Relational Database Management System (RDBMS) is a database management system whose functionality bases on the relational model. Therefore, A RDBMS can be viewed as a program that can perform operations such as creation, deletion, insertion and administering of a relational database. A relational model Database system deploys the use declarative method during data specification and the carrying out of data queries in the database. This implies that the end user states directly the information that is contained in the database and the exact data content that we want to extract from the database, the database management system is then responsible for handling of the operations that entail interaction with the database on behalf of the user (Ciampa, 2008, P 48). Many of the RDBMS that are commercial deploy the use of Structured Query Language (SQL) to perform operations in the database. MS SQL server is considered an example of an RDBMS because it uses the Structured Query Language and the SQL data definition procedures to administer a relational DBMS. The Microsoft SQL Server does not represent a deviation from the relational model. Therefore it is considered a relational DBMS (Ciampa, 2008, P 52).
Database normalization is applied in relational databases. It entails the organisation of data structure with the aim of minimizing data redundancy. The primary objectives behind the normalization of a database are to eliminate any redundant data, for instance, same data that has been stored in more than one table, and making sure that the various relations or data dependencies are logical, which is achieved through ensuring that data stored in the same table are related. Both the two strategies are imperative in databases since they serve to lessen the space that a data consumes in a database system. Database normalization also ensures that data elements are logically organized within a Database system. There are various approaches that could be applied during data normalization (Stallings, 2010, P 64), these strategies are usually referred to as the normal forms with the lowest level of database normalization called the First Normal Form (1NF), ranging all the way to Fifth Normal Form (5NF).
Authentication of a user by a web application
User authentication serves as one of the security strategies that web based applications deploy. For web applications to be more secure passwords should not be sent like plain texts, rather they should be encrypted. Effective authentication should use multifactor authentication, implying that the web application should use at least two combination sets of variables to authenticate a user. An example is the combination of both username and a matching password. The steps of authentication by a web application are outlined below (Ciampa, 2008, P 73).
An application user first sends a request to have access to the resource that has been protected or requires some access rights. The web application usually offers an interface that prompts the user to input a combination of two or more access requirements, say a login name and a matching password. Once the user has input the required credentials, the web application submits the credentials to a database server and validates the various credentials. Depending on the outcome, the maximum attempts that are allowable in the system before the user is denied access and authentication, access is either granted or denied. In some cases, third-party authentication is required in scenarios where the user utterly fails to input the matching credentials.
How a rainbow table can be used to discover passwords
A rainbow table can be defined as a table that uses pre-computation algorithms to undo cryptographic hash functions that have been used to store passwords in a server. Rainbow tables are used for cracking passwords that are in plain text. They are usually limited to a certain length and a limited character set (Ciampa, 2008, P 76).
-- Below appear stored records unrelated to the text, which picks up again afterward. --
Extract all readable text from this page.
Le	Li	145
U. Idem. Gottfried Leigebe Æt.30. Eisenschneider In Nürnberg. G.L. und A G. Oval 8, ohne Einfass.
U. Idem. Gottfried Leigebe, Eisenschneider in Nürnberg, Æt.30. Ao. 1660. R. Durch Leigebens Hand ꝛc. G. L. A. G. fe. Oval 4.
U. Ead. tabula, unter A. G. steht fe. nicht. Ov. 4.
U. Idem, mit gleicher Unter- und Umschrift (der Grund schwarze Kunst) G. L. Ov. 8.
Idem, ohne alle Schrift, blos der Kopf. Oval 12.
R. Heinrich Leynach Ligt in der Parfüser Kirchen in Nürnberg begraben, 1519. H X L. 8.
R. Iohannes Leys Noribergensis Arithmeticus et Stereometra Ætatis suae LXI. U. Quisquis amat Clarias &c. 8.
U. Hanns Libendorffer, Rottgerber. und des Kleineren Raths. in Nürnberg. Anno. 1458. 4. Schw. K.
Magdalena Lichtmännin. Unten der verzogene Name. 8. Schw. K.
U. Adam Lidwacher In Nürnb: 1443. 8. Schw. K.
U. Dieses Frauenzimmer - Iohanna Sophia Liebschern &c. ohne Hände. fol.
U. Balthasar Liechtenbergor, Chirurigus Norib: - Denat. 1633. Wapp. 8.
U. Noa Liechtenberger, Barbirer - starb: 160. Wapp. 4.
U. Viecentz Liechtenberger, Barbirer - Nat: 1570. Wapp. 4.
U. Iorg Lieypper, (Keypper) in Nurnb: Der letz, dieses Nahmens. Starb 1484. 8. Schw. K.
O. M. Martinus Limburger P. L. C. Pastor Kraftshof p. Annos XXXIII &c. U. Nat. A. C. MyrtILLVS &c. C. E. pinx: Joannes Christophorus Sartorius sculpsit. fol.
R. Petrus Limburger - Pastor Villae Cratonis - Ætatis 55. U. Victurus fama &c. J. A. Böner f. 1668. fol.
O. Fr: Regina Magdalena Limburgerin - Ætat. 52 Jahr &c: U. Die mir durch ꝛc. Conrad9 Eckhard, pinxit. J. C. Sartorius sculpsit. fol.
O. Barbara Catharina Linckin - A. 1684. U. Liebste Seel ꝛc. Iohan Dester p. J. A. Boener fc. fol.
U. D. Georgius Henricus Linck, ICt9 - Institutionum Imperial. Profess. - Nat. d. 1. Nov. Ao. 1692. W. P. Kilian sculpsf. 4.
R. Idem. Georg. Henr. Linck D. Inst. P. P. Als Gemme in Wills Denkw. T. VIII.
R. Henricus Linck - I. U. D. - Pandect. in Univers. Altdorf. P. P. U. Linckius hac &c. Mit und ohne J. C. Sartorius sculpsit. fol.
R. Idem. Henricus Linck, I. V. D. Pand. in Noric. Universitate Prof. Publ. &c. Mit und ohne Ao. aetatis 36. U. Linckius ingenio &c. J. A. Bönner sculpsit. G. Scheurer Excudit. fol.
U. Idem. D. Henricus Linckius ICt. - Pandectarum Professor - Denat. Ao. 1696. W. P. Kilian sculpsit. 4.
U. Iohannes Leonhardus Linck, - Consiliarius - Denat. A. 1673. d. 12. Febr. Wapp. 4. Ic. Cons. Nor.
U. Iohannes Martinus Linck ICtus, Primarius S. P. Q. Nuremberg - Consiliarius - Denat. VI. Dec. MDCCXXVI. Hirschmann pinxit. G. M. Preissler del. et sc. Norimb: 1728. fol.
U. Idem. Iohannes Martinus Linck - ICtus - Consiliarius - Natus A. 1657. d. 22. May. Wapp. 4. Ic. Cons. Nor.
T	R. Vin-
A rainbow table that is used for cracking passwords has storage for the hash chains that make up the passwords. The rainbow table then computes a password chain, beginning from the original password, using a compression function, denoted by R and a Hash function denoted by H. A recurrence relation is usually denoted by Xi+1 = R (H (Xi)), X=0; with this, password P can be calculated having a hash chain with a length n, which are then stored in the rainbow table.
The execution of a rainbow table usually begins with the identification of the password policy of a give system or application after which appropriate attributes such password lengths and character sets are calculated.
A web application developer may reduce the success of an attack associated with rainbow table using unlimited and varied character sets and password lengths in the password policy of the application. Another approach to curb such attacks is the use at least two authentication factors in the application (Stallings, 2010, P 81). Passwords should be encrypted rather that than being sent in plain text.
Requirements of the PCI-DSS in relation to databases
PCI DSS is responsible for the issuance of security standards that are aimed at enhancing security when using payment cards. Payment cards are a typical example of online transaction processing systems that require access to a database and the various authentication measures. This implies that strict policies regarding authentication and the handling of users' information have to be diploid. The key objective is to ensure that the information of the user or the cardholder is handled with ultimate confidentiality. For vendors and manufacturers of the devices that are used for payment card reading, there is a standardized set of requirements that are outlined before any transaction involving the use of PIN such as POS, payment terminals that are automated.